On first watching The Act of Killing I just wanted to know more. I watched the bonus features and listened to the comments, but I searched for additional material, and found some Youtube interviews. Those were good, but there was another clip that came up with a title that sounded like it might be related:
Well, not exactly. This was an interview with an author who had studied psychology and the military and violence. The interview was from 1996, so would have been related to his book On Killing: The Psychological Cost of Learning to Kill in War and Society, published in 1995.
I know some people will not appreciate his comments about movies and video games, and I didn't even notice that the first time through. What really struck me was the change in percentage of who was shooting to kill.
In past conflicts, a lot of people who participated in battles were not really trying to kill anyone. Some were, and succeeded, and with less advances in medical care they could be fairly effective, but still, a lot of people who probably thought they would be able to kill the enemy would get out on the battlefield and find they were wrong.
The military used operant conditioning and classical conditioning to change this. One example is that targets for shooting practice were switched from a bulls eye to a silhouette. That was an early change; there are more sophisticated ones now. It was an evolving process, and you can trace that evolution pretty well.
- World War II - 15% shooting to kill
- Korea - 55%
- Vietnam - 95%
This reminded me of something, where I believe I may have been naive.
A few years ago I read Susan Brownmiller's Against Our Will: Men, Women, and Rape. One thing it talked about was military rape, and it turns out that it was a lot more common for our soldiers to rape people in Vietnam than in World War II. (I don't specifically remember if she wrote anything about Korea.)

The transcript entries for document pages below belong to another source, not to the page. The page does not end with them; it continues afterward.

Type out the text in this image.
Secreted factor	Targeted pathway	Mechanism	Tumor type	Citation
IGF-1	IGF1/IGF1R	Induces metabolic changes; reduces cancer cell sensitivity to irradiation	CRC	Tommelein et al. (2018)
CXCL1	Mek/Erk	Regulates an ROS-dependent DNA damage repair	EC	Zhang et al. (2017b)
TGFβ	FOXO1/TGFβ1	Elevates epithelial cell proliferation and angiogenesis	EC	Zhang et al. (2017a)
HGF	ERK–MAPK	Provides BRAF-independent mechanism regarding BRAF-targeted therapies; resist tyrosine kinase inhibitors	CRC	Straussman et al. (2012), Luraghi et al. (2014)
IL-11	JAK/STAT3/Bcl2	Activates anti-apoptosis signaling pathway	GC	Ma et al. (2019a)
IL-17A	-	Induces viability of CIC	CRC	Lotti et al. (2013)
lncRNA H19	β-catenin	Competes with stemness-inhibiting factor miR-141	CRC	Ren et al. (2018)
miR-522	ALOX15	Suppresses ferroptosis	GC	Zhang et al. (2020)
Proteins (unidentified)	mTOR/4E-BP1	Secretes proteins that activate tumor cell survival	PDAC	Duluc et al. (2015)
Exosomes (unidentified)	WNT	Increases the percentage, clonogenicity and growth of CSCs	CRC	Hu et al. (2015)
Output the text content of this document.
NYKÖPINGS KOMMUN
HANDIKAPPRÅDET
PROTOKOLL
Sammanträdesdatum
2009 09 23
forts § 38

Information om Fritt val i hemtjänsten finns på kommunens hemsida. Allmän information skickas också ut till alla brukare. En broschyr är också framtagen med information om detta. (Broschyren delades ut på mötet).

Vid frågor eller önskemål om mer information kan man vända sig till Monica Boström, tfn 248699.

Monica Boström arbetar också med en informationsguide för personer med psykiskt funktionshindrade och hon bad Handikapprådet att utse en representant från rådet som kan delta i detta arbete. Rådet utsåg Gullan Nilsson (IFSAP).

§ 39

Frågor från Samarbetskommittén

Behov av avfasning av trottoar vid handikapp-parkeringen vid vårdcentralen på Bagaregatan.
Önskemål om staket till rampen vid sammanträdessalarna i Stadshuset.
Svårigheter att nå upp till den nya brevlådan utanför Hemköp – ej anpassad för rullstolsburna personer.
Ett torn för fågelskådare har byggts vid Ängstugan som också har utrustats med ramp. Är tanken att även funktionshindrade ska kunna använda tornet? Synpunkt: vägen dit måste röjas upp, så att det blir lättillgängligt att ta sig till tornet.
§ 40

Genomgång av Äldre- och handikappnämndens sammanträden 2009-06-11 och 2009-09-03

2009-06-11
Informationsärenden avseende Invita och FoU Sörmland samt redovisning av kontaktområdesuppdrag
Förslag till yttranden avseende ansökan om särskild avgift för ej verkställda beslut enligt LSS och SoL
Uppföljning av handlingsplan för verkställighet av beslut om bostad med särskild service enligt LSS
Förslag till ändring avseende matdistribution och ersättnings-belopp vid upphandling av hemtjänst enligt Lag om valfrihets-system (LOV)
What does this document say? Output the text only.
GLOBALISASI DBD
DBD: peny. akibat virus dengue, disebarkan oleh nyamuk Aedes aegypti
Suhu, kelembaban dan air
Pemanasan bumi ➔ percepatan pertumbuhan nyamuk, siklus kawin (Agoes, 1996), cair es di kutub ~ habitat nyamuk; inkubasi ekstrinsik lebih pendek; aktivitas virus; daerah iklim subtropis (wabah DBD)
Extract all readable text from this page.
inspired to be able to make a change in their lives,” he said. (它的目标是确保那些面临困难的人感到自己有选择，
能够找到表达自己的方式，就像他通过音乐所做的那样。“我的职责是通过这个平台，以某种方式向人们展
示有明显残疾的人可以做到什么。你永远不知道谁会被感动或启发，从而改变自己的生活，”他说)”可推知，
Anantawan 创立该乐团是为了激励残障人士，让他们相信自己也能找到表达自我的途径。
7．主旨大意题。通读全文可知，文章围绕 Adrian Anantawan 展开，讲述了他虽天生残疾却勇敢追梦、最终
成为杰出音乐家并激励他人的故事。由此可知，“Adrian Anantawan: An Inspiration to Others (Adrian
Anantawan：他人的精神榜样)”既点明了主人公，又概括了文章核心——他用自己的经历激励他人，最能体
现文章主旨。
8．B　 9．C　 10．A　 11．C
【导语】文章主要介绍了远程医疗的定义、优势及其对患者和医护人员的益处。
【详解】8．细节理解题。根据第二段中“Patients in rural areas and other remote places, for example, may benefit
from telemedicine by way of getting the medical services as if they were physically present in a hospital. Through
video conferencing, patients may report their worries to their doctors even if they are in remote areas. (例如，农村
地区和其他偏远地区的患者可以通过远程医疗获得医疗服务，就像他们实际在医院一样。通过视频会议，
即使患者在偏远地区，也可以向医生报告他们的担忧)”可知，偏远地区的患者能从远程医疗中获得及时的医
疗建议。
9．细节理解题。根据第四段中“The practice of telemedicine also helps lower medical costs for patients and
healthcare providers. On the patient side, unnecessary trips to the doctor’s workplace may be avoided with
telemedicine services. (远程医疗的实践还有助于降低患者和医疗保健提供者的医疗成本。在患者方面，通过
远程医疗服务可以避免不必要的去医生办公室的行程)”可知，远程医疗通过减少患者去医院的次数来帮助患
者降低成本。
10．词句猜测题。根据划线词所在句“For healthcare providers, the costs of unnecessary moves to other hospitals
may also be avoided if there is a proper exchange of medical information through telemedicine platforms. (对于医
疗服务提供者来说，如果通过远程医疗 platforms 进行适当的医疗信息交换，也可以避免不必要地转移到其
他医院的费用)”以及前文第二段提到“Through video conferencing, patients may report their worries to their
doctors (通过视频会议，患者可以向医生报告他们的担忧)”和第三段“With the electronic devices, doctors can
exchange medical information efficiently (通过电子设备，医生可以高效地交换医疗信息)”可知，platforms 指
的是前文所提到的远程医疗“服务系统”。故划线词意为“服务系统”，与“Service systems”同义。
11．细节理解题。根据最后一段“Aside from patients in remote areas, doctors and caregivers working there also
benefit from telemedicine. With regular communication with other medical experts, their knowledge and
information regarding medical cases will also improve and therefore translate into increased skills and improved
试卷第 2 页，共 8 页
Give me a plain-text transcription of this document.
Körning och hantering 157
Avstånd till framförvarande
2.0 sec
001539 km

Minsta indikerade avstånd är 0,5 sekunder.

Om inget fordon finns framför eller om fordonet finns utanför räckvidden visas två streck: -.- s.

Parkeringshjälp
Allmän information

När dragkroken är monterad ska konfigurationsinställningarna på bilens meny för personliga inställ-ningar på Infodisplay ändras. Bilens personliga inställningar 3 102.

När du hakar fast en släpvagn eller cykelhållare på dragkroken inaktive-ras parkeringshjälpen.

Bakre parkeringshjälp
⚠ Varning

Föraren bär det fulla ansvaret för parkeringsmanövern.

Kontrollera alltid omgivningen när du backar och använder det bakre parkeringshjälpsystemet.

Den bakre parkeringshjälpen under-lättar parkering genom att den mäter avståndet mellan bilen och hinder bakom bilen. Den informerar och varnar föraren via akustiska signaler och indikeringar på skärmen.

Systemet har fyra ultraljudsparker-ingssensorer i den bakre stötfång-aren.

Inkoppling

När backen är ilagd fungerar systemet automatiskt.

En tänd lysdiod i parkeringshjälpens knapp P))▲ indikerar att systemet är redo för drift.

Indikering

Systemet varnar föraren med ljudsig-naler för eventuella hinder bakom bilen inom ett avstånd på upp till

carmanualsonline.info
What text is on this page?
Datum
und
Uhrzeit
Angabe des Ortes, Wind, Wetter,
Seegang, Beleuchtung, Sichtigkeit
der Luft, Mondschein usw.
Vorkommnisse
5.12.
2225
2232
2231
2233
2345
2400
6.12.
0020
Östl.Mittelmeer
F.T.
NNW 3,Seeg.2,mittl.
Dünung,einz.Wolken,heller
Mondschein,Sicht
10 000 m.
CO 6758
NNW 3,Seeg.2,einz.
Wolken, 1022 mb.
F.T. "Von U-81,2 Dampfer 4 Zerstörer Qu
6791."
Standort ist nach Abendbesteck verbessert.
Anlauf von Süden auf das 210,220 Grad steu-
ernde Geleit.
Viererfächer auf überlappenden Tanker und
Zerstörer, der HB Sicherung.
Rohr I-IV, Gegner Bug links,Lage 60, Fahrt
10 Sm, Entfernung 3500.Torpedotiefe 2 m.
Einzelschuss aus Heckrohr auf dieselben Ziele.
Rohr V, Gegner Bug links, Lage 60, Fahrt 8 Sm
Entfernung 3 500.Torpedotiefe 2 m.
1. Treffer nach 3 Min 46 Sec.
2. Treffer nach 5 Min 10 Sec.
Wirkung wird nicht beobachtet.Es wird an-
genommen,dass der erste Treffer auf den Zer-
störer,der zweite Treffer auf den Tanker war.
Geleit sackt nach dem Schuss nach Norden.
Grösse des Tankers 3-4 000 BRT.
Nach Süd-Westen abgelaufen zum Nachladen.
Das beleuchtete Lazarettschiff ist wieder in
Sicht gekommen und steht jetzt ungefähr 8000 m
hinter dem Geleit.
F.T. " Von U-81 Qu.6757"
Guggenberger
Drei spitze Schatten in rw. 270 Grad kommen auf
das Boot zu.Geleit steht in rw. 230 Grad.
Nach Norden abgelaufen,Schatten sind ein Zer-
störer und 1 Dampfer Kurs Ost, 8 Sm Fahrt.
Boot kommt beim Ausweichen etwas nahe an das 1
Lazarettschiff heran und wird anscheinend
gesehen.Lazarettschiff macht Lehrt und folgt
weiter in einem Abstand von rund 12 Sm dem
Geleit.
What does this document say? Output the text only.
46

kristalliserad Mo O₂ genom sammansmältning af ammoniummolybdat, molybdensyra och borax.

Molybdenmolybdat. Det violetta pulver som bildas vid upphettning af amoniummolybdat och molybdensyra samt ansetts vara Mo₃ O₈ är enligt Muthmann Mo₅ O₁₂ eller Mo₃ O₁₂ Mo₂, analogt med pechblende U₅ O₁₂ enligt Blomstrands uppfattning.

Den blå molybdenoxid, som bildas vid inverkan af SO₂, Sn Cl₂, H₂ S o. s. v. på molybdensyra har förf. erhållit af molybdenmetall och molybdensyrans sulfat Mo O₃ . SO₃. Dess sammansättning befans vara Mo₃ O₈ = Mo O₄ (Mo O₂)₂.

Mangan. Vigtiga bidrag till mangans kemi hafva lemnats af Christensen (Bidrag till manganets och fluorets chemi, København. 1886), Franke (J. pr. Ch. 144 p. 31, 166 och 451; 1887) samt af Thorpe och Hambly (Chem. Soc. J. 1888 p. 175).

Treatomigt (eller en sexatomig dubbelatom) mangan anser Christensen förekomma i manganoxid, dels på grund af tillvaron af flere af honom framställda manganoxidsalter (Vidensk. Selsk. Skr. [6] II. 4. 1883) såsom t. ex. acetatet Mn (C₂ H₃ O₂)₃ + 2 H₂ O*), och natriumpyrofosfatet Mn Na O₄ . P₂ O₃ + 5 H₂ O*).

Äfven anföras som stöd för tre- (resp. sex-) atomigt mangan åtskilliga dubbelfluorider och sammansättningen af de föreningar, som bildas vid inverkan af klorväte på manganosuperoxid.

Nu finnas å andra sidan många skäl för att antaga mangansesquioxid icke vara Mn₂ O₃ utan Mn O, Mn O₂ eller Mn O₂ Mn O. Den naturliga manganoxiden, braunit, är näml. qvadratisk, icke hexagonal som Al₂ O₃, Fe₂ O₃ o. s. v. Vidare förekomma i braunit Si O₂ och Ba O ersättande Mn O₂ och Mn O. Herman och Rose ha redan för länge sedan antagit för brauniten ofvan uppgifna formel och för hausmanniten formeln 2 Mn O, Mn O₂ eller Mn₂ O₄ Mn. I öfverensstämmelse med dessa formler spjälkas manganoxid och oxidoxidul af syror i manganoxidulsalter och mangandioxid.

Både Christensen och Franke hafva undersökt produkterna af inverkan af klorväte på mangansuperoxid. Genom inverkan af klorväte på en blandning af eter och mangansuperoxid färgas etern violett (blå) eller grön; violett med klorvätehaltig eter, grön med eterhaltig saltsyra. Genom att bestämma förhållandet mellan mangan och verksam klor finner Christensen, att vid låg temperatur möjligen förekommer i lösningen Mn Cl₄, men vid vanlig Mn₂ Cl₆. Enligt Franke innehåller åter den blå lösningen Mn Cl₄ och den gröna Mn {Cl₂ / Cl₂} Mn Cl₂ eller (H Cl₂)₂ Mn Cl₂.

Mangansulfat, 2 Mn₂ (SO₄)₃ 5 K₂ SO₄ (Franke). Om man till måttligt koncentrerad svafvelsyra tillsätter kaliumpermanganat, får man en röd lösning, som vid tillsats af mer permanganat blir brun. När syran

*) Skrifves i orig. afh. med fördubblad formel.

From reading, and maybe from my own extrapolation, I thought that it was because of morale - that because World War II felt like a just cause, and heroic, and Vietnam didn't, especially as more people turned against the war.
That may still have played a role, but now I wonder how much teaching people to devalue life effects everything else.
Then one of the books in the Media Module for Social Issues Through Comic Books was Nightly News, and I will review those soon, but one thing it talked about was working on upping the kill rate, and something it added was shooter games being developed for training and recruitment. It's a fairly paranoid book (on purpose), and so you might not be able to trust everything in it, but a lot of the things that it mentions that sound crazy are documented.
So, no, this interview was not connected to the documentary I watched, and in fact happened over a decade before the movie was released, and yet, it does relate.
It relates because although as humans we have a taboo against killing, we can be taught to get around that, and even to enjoy it, but successfully doing that does not take away the toll. Those who fought in Vietnam did have a high rate of shooting to kill, but they have paid a high price after because of the trauma. Today's soldiers are still facing high rates of suicide and PTSD.
The other way in which it connects to the movie is bringing things out. At one point Grossman talks about drafts being shared while he was still writing the book, and conversations being started, where people could "speak the unspeakable". We need that. We need it so that people can heal, and we need it so that we can be really honest about the kind of society we want to have.